Publication by Moeller A, et al (Am J Resp Crit Care Med. 2009;179:588-594.)

Commentary by Imre Noth, MD, of the University of Chicago

Article Summary

Circulating fibrocytes are an indicator of poor prognosis in idiopathic pulmonary fibrosis. Moeller A, Gilpin SE, Ask K, et al. Am J Resp Crit Care Med. 2009;179:588-594.

Introduction:
The prognosis of individual patients with IPF is difficult to predict and the clinical parameters are limited. Fibrocytes are bone marrow derived cells capable of producing extracellular matrix (ECM) components. They are involved in wound repair, tissue regeneration, and angiogenesis and they may be involved in progression of pulmonary fibrosis. The objective of the study was to quantify circulating fibrocytes in patients with stable disease and acute exacerbation (AE) and to explore the role of fibrocytes as a biomarker.

Methods:

  • Peripheral blood was collected in 4 subject groups
    1) Stable IPF (n = 51)
    2) Acute exacerbation of IPF (n = 7)
    3) ARDS (n = 10)
    4) Healthy controls (n = 7)
  • Fibrocytes were then quantitated by flow cytometry with CD45 and collagen 1 antibodies
  • Clinical data included PFTs, 6MWT, and scored HRCTs

Results:

  • Blood fibrocyte levels were higher in IPF patients than in controls (P < 0.019)
  • Fibrocyte levels were highest in IPF patients with an exacerbation (P < 0.0001 vs stable disease)
  • 3 IPF patients who survived an AE had a decline in fibrocyte levels after resolution of the exacerbation
  • Fibrocyte levels did not correlate with any of the explored physiologic parameters of severity (FVC, TLC, DLCO, or 6MWT distance)
  • Fibrocyte levels did correlate with time to mortality but not independently of the exacerbation events

Expert Opinion:

Fibrocytes continue to be of great interest in the pathobiology of IPF. This paper exemplifies two very important points and raises several others. Despite small control groups, the authors demonstrate a higher level of fibrocytes in the peripheral circulation of IPF patients than in normal controls or those with ARDS. They also demonstrate a higher level of fibrocytes in those with "acute exacerbation" of IPF

The limitation of this paper is that while the fibrocyte level correlated with mortality, the numbers of patients were too small to separate exacerbations from higher fibrocytes as independent predictors of mortality.

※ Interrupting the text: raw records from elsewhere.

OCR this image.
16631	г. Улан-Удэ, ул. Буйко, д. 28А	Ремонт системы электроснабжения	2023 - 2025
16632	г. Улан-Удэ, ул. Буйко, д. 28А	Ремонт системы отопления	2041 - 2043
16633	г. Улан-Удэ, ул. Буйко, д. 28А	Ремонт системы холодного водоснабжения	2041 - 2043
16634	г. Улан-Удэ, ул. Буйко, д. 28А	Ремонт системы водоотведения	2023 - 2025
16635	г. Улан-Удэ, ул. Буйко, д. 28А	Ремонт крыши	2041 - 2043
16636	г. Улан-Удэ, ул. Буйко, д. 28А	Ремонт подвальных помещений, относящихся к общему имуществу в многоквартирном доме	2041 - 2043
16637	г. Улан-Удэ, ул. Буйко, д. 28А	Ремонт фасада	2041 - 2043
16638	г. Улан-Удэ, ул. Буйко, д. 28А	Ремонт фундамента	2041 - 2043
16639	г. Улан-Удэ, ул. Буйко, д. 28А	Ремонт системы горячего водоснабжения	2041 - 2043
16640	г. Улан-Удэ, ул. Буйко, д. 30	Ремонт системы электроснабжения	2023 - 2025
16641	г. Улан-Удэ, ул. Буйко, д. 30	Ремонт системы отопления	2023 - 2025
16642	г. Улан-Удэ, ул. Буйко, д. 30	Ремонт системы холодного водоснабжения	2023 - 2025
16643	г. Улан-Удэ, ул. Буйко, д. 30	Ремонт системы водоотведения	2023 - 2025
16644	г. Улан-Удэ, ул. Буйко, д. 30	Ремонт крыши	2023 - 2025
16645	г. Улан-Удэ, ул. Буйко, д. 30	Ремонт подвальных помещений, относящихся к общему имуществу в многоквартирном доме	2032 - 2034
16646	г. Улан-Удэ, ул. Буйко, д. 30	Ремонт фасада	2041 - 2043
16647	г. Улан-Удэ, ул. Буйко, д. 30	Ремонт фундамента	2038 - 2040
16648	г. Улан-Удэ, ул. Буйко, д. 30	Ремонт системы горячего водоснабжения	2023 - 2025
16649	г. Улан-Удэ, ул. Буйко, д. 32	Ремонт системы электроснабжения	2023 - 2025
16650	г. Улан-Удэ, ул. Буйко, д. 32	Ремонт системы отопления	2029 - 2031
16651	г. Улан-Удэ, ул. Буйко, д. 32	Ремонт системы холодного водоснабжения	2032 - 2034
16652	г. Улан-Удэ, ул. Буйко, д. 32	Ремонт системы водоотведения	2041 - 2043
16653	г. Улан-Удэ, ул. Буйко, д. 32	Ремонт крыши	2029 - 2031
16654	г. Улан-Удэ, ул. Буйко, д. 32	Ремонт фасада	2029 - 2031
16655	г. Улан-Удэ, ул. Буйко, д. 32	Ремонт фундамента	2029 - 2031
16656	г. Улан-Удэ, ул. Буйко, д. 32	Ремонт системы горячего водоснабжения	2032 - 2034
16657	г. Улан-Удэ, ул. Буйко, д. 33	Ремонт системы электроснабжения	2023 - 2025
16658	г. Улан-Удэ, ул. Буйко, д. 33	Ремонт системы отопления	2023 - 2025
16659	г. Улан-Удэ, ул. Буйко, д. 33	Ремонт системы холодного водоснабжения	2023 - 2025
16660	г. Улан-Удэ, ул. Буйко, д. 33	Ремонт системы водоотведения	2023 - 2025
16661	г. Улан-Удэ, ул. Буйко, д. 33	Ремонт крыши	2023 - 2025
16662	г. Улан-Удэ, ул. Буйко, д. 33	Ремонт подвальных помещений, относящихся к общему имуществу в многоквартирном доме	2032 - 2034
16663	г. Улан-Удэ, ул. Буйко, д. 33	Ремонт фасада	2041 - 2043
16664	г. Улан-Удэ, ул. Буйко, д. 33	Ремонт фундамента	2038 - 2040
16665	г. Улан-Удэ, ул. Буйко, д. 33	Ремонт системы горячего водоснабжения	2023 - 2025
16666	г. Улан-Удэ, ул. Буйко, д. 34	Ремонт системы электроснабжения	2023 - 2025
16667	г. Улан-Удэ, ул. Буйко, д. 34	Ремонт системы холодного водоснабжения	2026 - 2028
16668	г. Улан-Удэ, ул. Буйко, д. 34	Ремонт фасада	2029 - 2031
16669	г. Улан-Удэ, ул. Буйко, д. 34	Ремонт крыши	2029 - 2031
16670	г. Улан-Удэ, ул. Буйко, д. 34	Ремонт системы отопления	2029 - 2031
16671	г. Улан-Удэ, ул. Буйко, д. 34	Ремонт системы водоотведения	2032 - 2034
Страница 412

Nonetheless, the findings should encourage investigation into the role of fibrocytes in the pathobiology of IPF and, in particular, in the acute exacerbation of IPF, a serious and frequently terminal event.

References:

Moeller A, Gilpin SE, Ask K, et al. Circulating fibrocytes are an indicator of poor prognosis in idiopathic pulmonary fibrosis. Am J Resp Crit Care Med. 2009;179:588-594.